Au cœur de la polémique sont venus s’ajouter le coût et le financement des travaux actuels et la révélation du faible loyer payé par l’OM pour occuper le Vélodrome: 54.000 euros par an, soit 0,03% du chiffre d’affaires du club phocéen!
Fin janvier, Patrick Mennucci a remis les gaz dans les colonnes de La Provence en souhaitant vendre le club et le stade:
«On ne peut pas continuer avec une équipe qui n’intéresse pas les Marseillais, s’est-il emporté. Il faut qu’un investisseur achète l’OM et injecte de l’argent pour le stade. Depuis qu’on a dit que la vente était possible, des investisseurs sont intéressés. Mais il peut s’agir de Margarita (NDLR: Louis-Dreyfus) aussi. Une chose est sûre: si je suis élu, je mettrai la pression pour y arriver. Je pense qu’en un an on peut finaliser la vente.»
Dans France-Football, Jean-Claude Gaudin a répliqué avec des accents pagnolesques:
«Qui sont ces investisseurs?, s’est-il insurgé. Les émirs du Golfe? Il ne nous manquerait plus que ça! Nous ne sommes pas le PSG, nous avons une autre tradition ici. Nous avons la famille Louis-Dreyfus, nous n’avons pas besoin de solliciter un partenariat avec le Qatar. J’espère et souhaite que Margarita fera les efforts nécessaires le temps qu’elle pourra. Nous avons eu des mauvaises expériences comme ce type, là, Kachkar. Je n’avais pas voulu le recevoir à l’Hôtel de ville, je me suis toujours méfié, je ne le sentais pas, le mec. Et je n’ai jamais pu discuter avec lui, car lui parle anglais, et je ne parle anglais qu’avec Charles Pasqua.»
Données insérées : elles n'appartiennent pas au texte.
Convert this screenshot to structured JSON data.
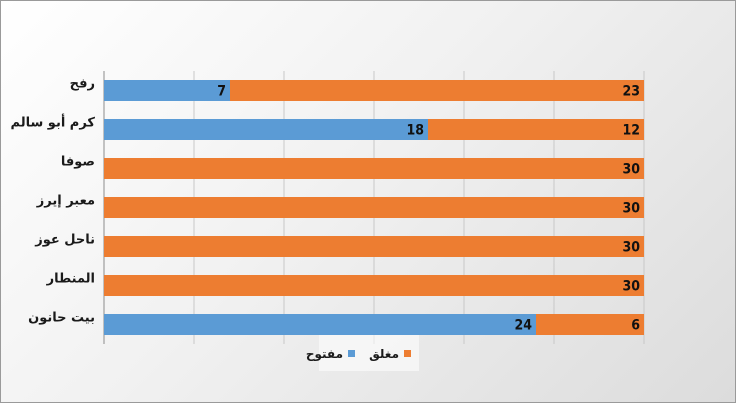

Loin de ces galéjades qui agitent le Vieux port, la campagne parisienne continue, elle, de suivre le flot paisible de la Seine. Nathalie Kosciusko-Morizet, qui avait une chance de prendre facilement Anne Hidalgo à contre-pied sur la pelouse du Parc des Princes dans le cadre de cette vente éventuelle, s’est contentée de redonner le ballon à l’adversaire. Elle n’a pas été, il est vrai, plus offensive dans le dossier de l’agrandissement de Roland-Garros où, écolo parmi les écolos, elle aurait pu aisément monter au filet face à Anne Hidalgo qui a trahi la parole de Bertrand Delanoë.
En 2006, en effet, celui-ci excluait d'utiliser le périmètre des serres d'Auteuil (classées) pour les activités du tournoi avant d’oublier ses promesses en faisant adouber le projet d’extension qui «mange» en partie les serres. Défaite en rase campagne de l’écologie, que Nathalie Kosciusko-Morizet a acceptée sans broncher, sans contester, comme le signe supplémentaire d’une campagne à côté de la plaque.
Le sport professionnel, vrai enjeu à Marseille, consensus mou à Paris. Dommage pour qui?